Three major US stock indexes closed down, new energy auto stocks plunged

Time:2021-12-30 Source: 1185 views Trending Copy share

On December 21, Capital State learned that as of the close of business on December 20, local time, the three major U.S. stock indexes continued to fall. The Dow fell 433.28 points to 34932.16 points, a decrease of 1.23%; the Nasdaq fell 188.74 points to 14,980.94 points, a decrease of 1.24%; the S&P 500 index fell 52.62 points to 4,568.02 points, a decrease of 1.14%.


Most of the large technology stocks fell. Apple fell 0.81%, Google-A fell 0.08%, Microsoft fell 1.20%, Meta fell 2.50%, Amazon fell 1.73%, and Netflix rose 1.19%.

Bank stocks fell across the board. Goldman Sachs fell 2.67%, Wells Fargo fell 2.29%, Bank of America fell 1.64%, Citigroup fell 2.12%, JP Morgan Chase fell 1.80%, and Morgan Stanley fell 1.81%.

Energy stocks fell collectively. Occidental Petroleum fell 3.78%, Schlumberger fell 1.73%, ConocoPhillips fell 0.01%, and Exxon Mobil fell 1.45%.

New energy auto stocks plunged. Tesla fell 3.50%, Xiaopeng Motors fell 5.56%, Ideal Motors fell 5.64 %, Weilai fell 6.13%, Faraday Future fell 9.45%, Rivian fell 7.90%, and Lucid Group fell 5.05%. Among them, Tesla's stock price has fallen below the $900 mark and closed at $899.94.

Popular Chinese concept stocks generally fell. Baidu fell 3.19%, Alibaba fell 5.81%, JD fell 4.01%, Pinduoduo fell 5.65%, Bilibili fell 11.63%, Vipshop fell 3.25%, and iQiyi fell 5.44% , NetEase fell 3.70%.

Chip stocks fell in groups, NXP Semiconductors fell 0.48%, ON Semiconductor fell 1.69%, Chaowei Semiconductor fell 1.42%, Nvidia fell 0.29%, and Qualcomm fell 0.07%.
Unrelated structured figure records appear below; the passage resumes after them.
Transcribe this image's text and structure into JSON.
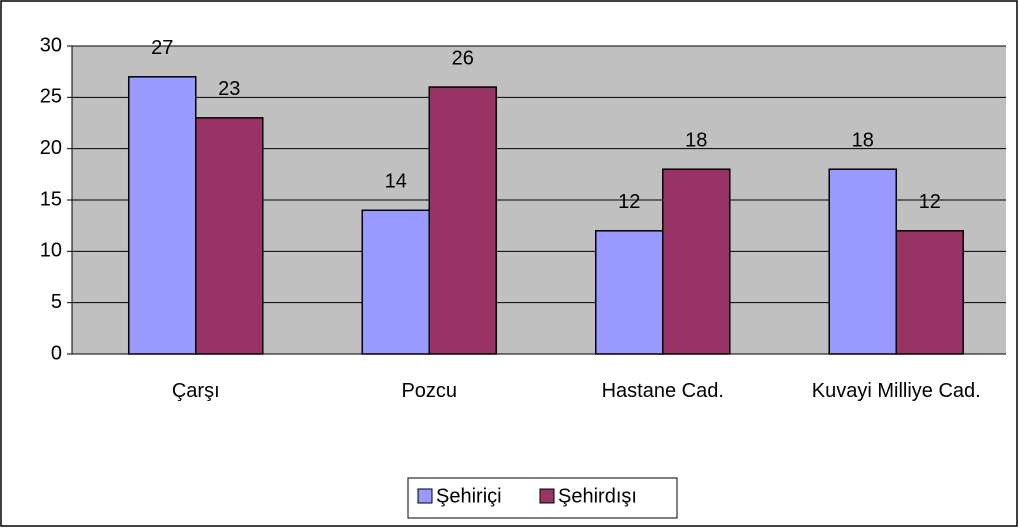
{
  "chart_data": {
    "type": "bar",
    "categories": [
      "Çarşı",
      "Pozcu",
      "Hastane Cad.",
      "Kuvayi Milliye Cad."
    ],
    "series": [
      {
        "name": "Şehiriçi",
        "color": "#9999ff",
        "values": [
          27,
          14,
          12,
          18
        ]
      },
      {
        "name": "Şehirdışı",
        "color": "#993366",
        "values": [
          23,
          26,
          18,
          12
        ]
      }
    ],
    "ylim": [
      0,
      30
    ],
    "yticks": [
      0,
      5,
      10,
      15,
      20,
      25,
      30
    ],
    "grid": true,
    "legend": "bottom"
  }
}
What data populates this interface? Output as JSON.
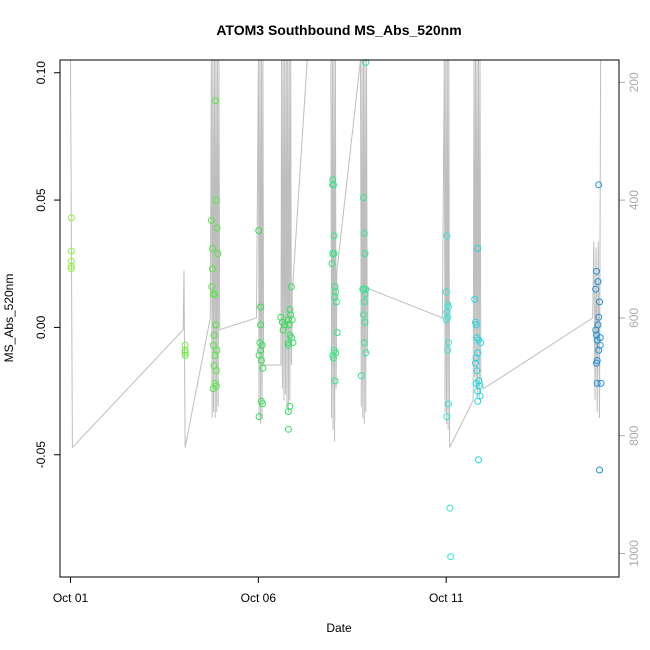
{
  "chart_data": {
    "type": "scatter",
    "title": "ATOM3 Southbound MS_Abs_520nm",
    "xlabel": "Date",
    "ylabel": "MS_Abs_520nm",
    "x_ticks": [
      {
        "value": 1,
        "label": "Oct 01"
      },
      {
        "value": 6,
        "label": "Oct 06"
      },
      {
        "value": 11,
        "label": "Oct 11"
      }
    ],
    "y_ticks": [
      -0.05,
      0.0,
      0.05,
      0.1
    ],
    "y_tick_labels": [
      "-0.05",
      "0.00",
      "0.05",
      "0.10"
    ],
    "xlim": [
      0.72,
      15.6
    ],
    "ylim": [
      -0.098,
      0.105
    ],
    "right_axis": {
      "ticks": [
        200,
        400,
        600,
        800,
        1000
      ],
      "tick_labels": [
        "200",
        "400",
        "600",
        "800",
        "1000"
      ],
      "lim": [
        1040,
        162
      ],
      "color": "#aaaaaa"
    },
    "line_color": "#bebebe",
    "points": [
      {
        "x": 1.02,
        "y": 0.043,
        "color": "#90ee40"
      },
      {
        "x": 1.02,
        "y": 0.03,
        "color": "#90ee40"
      },
      {
        "x": 1.02,
        "y": 0.026,
        "color": "#90ee40"
      },
      {
        "x": 1.02,
        "y": 0.024,
        "color": "#90ee40"
      },
      {
        "x": 1.02,
        "y": 0.023,
        "color": "#90ee40"
      },
      {
        "x": 4.05,
        "y": -0.007,
        "color": "#70e840"
      },
      {
        "x": 4.05,
        "y": -0.009,
        "color": "#70e840"
      },
      {
        "x": 4.05,
        "y": -0.01,
        "color": "#70e840"
      },
      {
        "x": 4.05,
        "y": -0.011,
        "color": "#70e840"
      },
      {
        "x": 4.75,
        "y": 0.042,
        "color": "#50e840"
      },
      {
        "x": 4.78,
        "y": 0.031,
        "color": "#50e840"
      },
      {
        "x": 4.78,
        "y": 0.023,
        "color": "#50e840"
      },
      {
        "x": 4.76,
        "y": 0.016,
        "color": "#50e840"
      },
      {
        "x": 4.8,
        "y": 0.013,
        "color": "#50e840"
      },
      {
        "x": 4.84,
        "y": 0.013,
        "color": "#50e840"
      },
      {
        "x": 4.86,
        "y": 0.089,
        "color": "#50e840"
      },
      {
        "x": 4.88,
        "y": 0.05,
        "color": "#50e840"
      },
      {
        "x": 4.9,
        "y": 0.039,
        "color": "#50e840"
      },
      {
        "x": 4.92,
        "y": 0.029,
        "color": "#50e840"
      },
      {
        "x": 4.86,
        "y": 0.001,
        "color": "#50e840"
      },
      {
        "x": 4.8,
        "y": -0.007,
        "color": "#50e840"
      },
      {
        "x": 4.9,
        "y": -0.009,
        "color": "#50e840"
      },
      {
        "x": 4.84,
        "y": -0.011,
        "color": "#50e840"
      },
      {
        "x": 4.82,
        "y": -0.015,
        "color": "#50e840"
      },
      {
        "x": 4.88,
        "y": -0.017,
        "color": "#50e840"
      },
      {
        "x": 4.84,
        "y": -0.022,
        "color": "#50e840"
      },
      {
        "x": 4.88,
        "y": -0.023,
        "color": "#50e840"
      },
      {
        "x": 4.8,
        "y": -0.024,
        "color": "#50e840"
      },
      {
        "x": 4.82,
        "y": -0.003,
        "color": "#50e840"
      },
      {
        "x": 6.01,
        "y": 0.038,
        "color": "#30e050"
      },
      {
        "x": 6.06,
        "y": 0.008,
        "color": "#30e050"
      },
      {
        "x": 6.06,
        "y": 0.001,
        "color": "#30e050"
      },
      {
        "x": 6.04,
        "y": -0.006,
        "color": "#30e050"
      },
      {
        "x": 6.1,
        "y": -0.007,
        "color": "#30e050"
      },
      {
        "x": 6.06,
        "y": -0.009,
        "color": "#30e050"
      },
      {
        "x": 6.02,
        "y": -0.011,
        "color": "#30e050"
      },
      {
        "x": 6.08,
        "y": -0.013,
        "color": "#30e050"
      },
      {
        "x": 6.12,
        "y": -0.016,
        "color": "#30e050"
      },
      {
        "x": 6.08,
        "y": -0.029,
        "color": "#30e050"
      },
      {
        "x": 6.11,
        "y": -0.03,
        "color": "#30e050"
      },
      {
        "x": 6.02,
        "y": -0.035,
        "color": "#30e050"
      },
      {
        "x": 6.6,
        "y": 0.004,
        "color": "#30e050"
      },
      {
        "x": 6.64,
        "y": 0.002,
        "color": "#30e050"
      },
      {
        "x": 6.7,
        "y": 0.001,
        "color": "#30e050"
      },
      {
        "x": 6.66,
        "y": -0.001,
        "color": "#30e050"
      },
      {
        "x": 6.8,
        "y": 0.003,
        "color": "#30e050"
      },
      {
        "x": 6.82,
        "y": 0.001,
        "color": "#30e050"
      },
      {
        "x": 6.88,
        "y": 0.016,
        "color": "#30e060"
      },
      {
        "x": 6.84,
        "y": 0.007,
        "color": "#30e060"
      },
      {
        "x": 6.86,
        "y": 0.005,
        "color": "#30e060"
      },
      {
        "x": 6.9,
        "y": 0.003,
        "color": "#30e060"
      },
      {
        "x": 6.84,
        "y": -0.003,
        "color": "#30e060"
      },
      {
        "x": 6.88,
        "y": -0.004,
        "color": "#30e060"
      },
      {
        "x": 6.8,
        "y": -0.006,
        "color": "#30e060"
      },
      {
        "x": 6.92,
        "y": -0.006,
        "color": "#30e060"
      },
      {
        "x": 6.8,
        "y": -0.007,
        "color": "#30e060"
      },
      {
        "x": 6.84,
        "y": -0.031,
        "color": "#30e060"
      },
      {
        "x": 6.8,
        "y": -0.033,
        "color": "#30e060"
      },
      {
        "x": 6.8,
        "y": -0.04,
        "color": "#30e060"
      },
      {
        "x": 7.98,
        "y": 0.058,
        "color": "#30e880"
      },
      {
        "x": 7.98,
        "y": 0.056,
        "color": "#30e880"
      },
      {
        "x": 8.0,
        "y": 0.056,
        "color": "#30e880"
      },
      {
        "x": 8.02,
        "y": 0.036,
        "color": "#30e880"
      },
      {
        "x": 7.98,
        "y": 0.029,
        "color": "#30e880"
      },
      {
        "x": 8.02,
        "y": 0.029,
        "color": "#30e880"
      },
      {
        "x": 7.96,
        "y": 0.025,
        "color": "#30e880"
      },
      {
        "x": 8.04,
        "y": 0.016,
        "color": "#30e880"
      },
      {
        "x": 8.06,
        "y": 0.014,
        "color": "#30e880"
      },
      {
        "x": 8.04,
        "y": 0.012,
        "color": "#30e880"
      },
      {
        "x": 8.08,
        "y": 0.01,
        "color": "#30e880"
      },
      {
        "x": 8.1,
        "y": -0.002,
        "color": "#30e880"
      },
      {
        "x": 8.02,
        "y": -0.009,
        "color": "#30e880"
      },
      {
        "x": 8.06,
        "y": -0.01,
        "color": "#30e880"
      },
      {
        "x": 7.98,
        "y": -0.011,
        "color": "#30e880"
      },
      {
        "x": 8.0,
        "y": -0.012,
        "color": "#30e880"
      },
      {
        "x": 8.04,
        "y": -0.021,
        "color": "#30e880"
      },
      {
        "x": 8.86,
        "y": 0.104,
        "color": "#30e890"
      },
      {
        "x": 8.8,
        "y": 0.051,
        "color": "#30e890"
      },
      {
        "x": 8.82,
        "y": 0.037,
        "color": "#30e890"
      },
      {
        "x": 8.84,
        "y": 0.029,
        "color": "#30e890"
      },
      {
        "x": 8.8,
        "y": 0.015,
        "color": "#30e890"
      },
      {
        "x": 8.78,
        "y": 0.015,
        "color": "#30e890"
      },
      {
        "x": 8.86,
        "y": 0.015,
        "color": "#30e890"
      },
      {
        "x": 8.84,
        "y": 0.013,
        "color": "#30e890"
      },
      {
        "x": 8.82,
        "y": 0.01,
        "color": "#30e890"
      },
      {
        "x": 8.8,
        "y": 0.005,
        "color": "#30e890"
      },
      {
        "x": 8.84,
        "y": 0.002,
        "color": "#30e890"
      },
      {
        "x": 8.82,
        "y": -0.006,
        "color": "#30e890"
      },
      {
        "x": 8.86,
        "y": -0.01,
        "color": "#30e890"
      },
      {
        "x": 8.74,
        "y": -0.019,
        "color": "#30e890"
      },
      {
        "x": 11.02,
        "y": 0.036,
        "color": "#30e8d8"
      },
      {
        "x": 11.0,
        "y": 0.014,
        "color": "#30e8d8"
      },
      {
        "x": 11.04,
        "y": 0.009,
        "color": "#30e8d8"
      },
      {
        "x": 11.06,
        "y": 0.008,
        "color": "#30e8d8"
      },
      {
        "x": 11.02,
        "y": 0.006,
        "color": "#30e8d8"
      },
      {
        "x": 11.04,
        "y": 0.004,
        "color": "#30e8d8"
      },
      {
        "x": 11.0,
        "y": 0.003,
        "color": "#30e8d8"
      },
      {
        "x": 11.06,
        "y": -0.006,
        "color": "#30e8d8"
      },
      {
        "x": 11.04,
        "y": -0.009,
        "color": "#30e8d8"
      },
      {
        "x": 11.06,
        "y": -0.03,
        "color": "#30e8d8"
      },
      {
        "x": 11.02,
        "y": -0.035,
        "color": "#30e8d8"
      },
      {
        "x": 11.1,
        "y": -0.071,
        "color": "#30e8d8"
      },
      {
        "x": 11.12,
        "y": -0.09,
        "color": "#30e8d8"
      },
      {
        "x": 11.76,
        "y": 0.011,
        "color": "#20d8e0"
      },
      {
        "x": 11.78,
        "y": 0.002,
        "color": "#20d8e0"
      },
      {
        "x": 11.8,
        "y": 0.001,
        "color": "#20d8e0"
      },
      {
        "x": 11.84,
        "y": 0.031,
        "color": "#20d8e0"
      },
      {
        "x": 11.82,
        "y": -0.004,
        "color": "#20d8e0"
      },
      {
        "x": 11.86,
        "y": -0.005,
        "color": "#20d8e0"
      },
      {
        "x": 11.92,
        "y": -0.006,
        "color": "#20d8e0"
      },
      {
        "x": 11.84,
        "y": -0.01,
        "color": "#20d8e0"
      },
      {
        "x": 11.8,
        "y": -0.012,
        "color": "#20d8e0"
      },
      {
        "x": 11.78,
        "y": -0.014,
        "color": "#20d8e0"
      },
      {
        "x": 11.82,
        "y": -0.017,
        "color": "#20d8e0"
      },
      {
        "x": 11.8,
        "y": -0.022,
        "color": "#20d8e0"
      },
      {
        "x": 11.86,
        "y": -0.021,
        "color": "#20d8e0"
      },
      {
        "x": 11.88,
        "y": -0.023,
        "color": "#20d8e0"
      },
      {
        "x": 11.84,
        "y": -0.025,
        "color": "#20d8e0"
      },
      {
        "x": 11.9,
        "y": -0.027,
        "color": "#20d8e0"
      },
      {
        "x": 11.84,
        "y": -0.029,
        "color": "#20d8e0"
      },
      {
        "x": 11.86,
        "y": -0.052,
        "color": "#20d8e0"
      },
      {
        "x": 15.0,
        "y": 0.022,
        "color": "#2090d8"
      },
      {
        "x": 15.04,
        "y": 0.018,
        "color": "#2090d8"
      },
      {
        "x": 14.98,
        "y": 0.015,
        "color": "#2090d8"
      },
      {
        "x": 15.08,
        "y": 0.01,
        "color": "#2090d8"
      },
      {
        "x": 15.06,
        "y": 0.004,
        "color": "#2090d8"
      },
      {
        "x": 15.04,
        "y": 0.001,
        "color": "#2090d8"
      },
      {
        "x": 14.98,
        "y": -0.001,
        "color": "#2090d8"
      },
      {
        "x": 15.0,
        "y": -0.003,
        "color": "#2090d8"
      },
      {
        "x": 15.1,
        "y": -0.004,
        "color": "#2090d8"
      },
      {
        "x": 15.02,
        "y": -0.005,
        "color": "#2090d8"
      },
      {
        "x": 15.1,
        "y": -0.007,
        "color": "#2090d8"
      },
      {
        "x": 15.06,
        "y": -0.009,
        "color": "#2090d8"
      },
      {
        "x": 15.02,
        "y": -0.013,
        "color": "#2090d8"
      },
      {
        "x": 15.0,
        "y": -0.014,
        "color": "#2090d8"
      },
      {
        "x": 15.06,
        "y": 0.056,
        "color": "#2090d8"
      },
      {
        "x": 15.02,
        "y": -0.022,
        "color": "#2090d8"
      },
      {
        "x": 15.12,
        "y": -0.022,
        "color": "#2090d8"
      },
      {
        "x": 15.08,
        "y": -0.056,
        "color": "#2090d8"
      }
    ],
    "altitude_track": [
      [
        1.0,
        162
      ],
      [
        1.05,
        820
      ],
      [
        4.0,
        620
      ],
      [
        4.02,
        520
      ],
      [
        4.05,
        820
      ],
      [
        4.72,
        600
      ],
      [
        4.75,
        162
      ],
      [
        4.77,
        770
      ],
      [
        4.79,
        162
      ],
      [
        4.81,
        760
      ],
      [
        4.83,
        162
      ],
      [
        4.85,
        770
      ],
      [
        4.87,
        162
      ],
      [
        4.89,
        760
      ],
      [
        4.91,
        162
      ],
      [
        4.93,
        750
      ],
      [
        4.95,
        162
      ],
      [
        4.97,
        620
      ],
      [
        5.95,
        600
      ],
      [
        6.0,
        162
      ],
      [
        6.02,
        770
      ],
      [
        6.04,
        162
      ],
      [
        6.06,
        780
      ],
      [
        6.08,
        162
      ],
      [
        6.1,
        770
      ],
      [
        6.12,
        162
      ],
      [
        6.14,
        680
      ],
      [
        6.6,
        680
      ],
      [
        6.62,
        162
      ],
      [
        6.64,
        720
      ],
      [
        6.66,
        162
      ],
      [
        6.68,
        740
      ],
      [
        6.7,
        162
      ],
      [
        6.72,
        730
      ],
      [
        6.74,
        162
      ],
      [
        6.76,
        750
      ],
      [
        6.78,
        162
      ],
      [
        6.8,
        760
      ],
      [
        6.82,
        162
      ],
      [
        6.84,
        740
      ],
      [
        6.86,
        162
      ],
      [
        6.88,
        680
      ],
      [
        6.9,
        560
      ],
      [
        7.3,
        162
      ],
      [
        7.4,
        162
      ],
      [
        7.85,
        162
      ],
      [
        7.93,
        162
      ],
      [
        7.95,
        770
      ],
      [
        7.97,
        162
      ],
      [
        7.99,
        790
      ],
      [
        8.01,
        162
      ],
      [
        8.03,
        810
      ],
      [
        8.05,
        162
      ],
      [
        8.07,
        720
      ],
      [
        8.09,
        520
      ],
      [
        8.72,
        162
      ],
      [
        8.74,
        750
      ],
      [
        8.76,
        162
      ],
      [
        8.78,
        770
      ],
      [
        8.8,
        162
      ],
      [
        8.82,
        780
      ],
      [
        8.84,
        162
      ],
      [
        8.86,
        760
      ],
      [
        8.88,
        162
      ],
      [
        8.9,
        660
      ],
      [
        8.92,
        550
      ],
      [
        10.9,
        600
      ],
      [
        10.95,
        162
      ],
      [
        10.97,
        760
      ],
      [
        10.99,
        162
      ],
      [
        11.01,
        780
      ],
      [
        11.03,
        162
      ],
      [
        11.05,
        790
      ],
      [
        11.07,
        162
      ],
      [
        11.09,
        820
      ],
      [
        11.72,
        740
      ],
      [
        11.74,
        162
      ],
      [
        11.76,
        700
      ],
      [
        11.78,
        162
      ],
      [
        11.8,
        720
      ],
      [
        11.82,
        162
      ],
      [
        11.84,
        730
      ],
      [
        11.86,
        162
      ],
      [
        11.88,
        740
      ],
      [
        11.9,
        162
      ],
      [
        11.92,
        700
      ],
      [
        12.0,
        720
      ],
      [
        14.9,
        600
      ],
      [
        14.93,
        470
      ],
      [
        14.96,
        740
      ],
      [
        14.99,
        480
      ],
      [
        15.02,
        760
      ],
      [
        15.05,
        470
      ],
      [
        15.08,
        770
      ],
      [
        15.11,
        162
      ]
    ]
  }
}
Wells Fargo expects that the market will undergo a major correction before the summer of next year. Its senior equity analyst Christopher Harvey said in a report, “As the bubble increases and economic growth slows down resulting in more instability, the probability of a market decline of about 10% increases, and the risk is expected to appear healthy. Reprice."

Christopher Harvey believes that "the decline in fiscal and monetary easing in 2022 may become more influential." "In an environment where economic growth is slowing and pricing power may peak, stocks will have to'self-reliance'."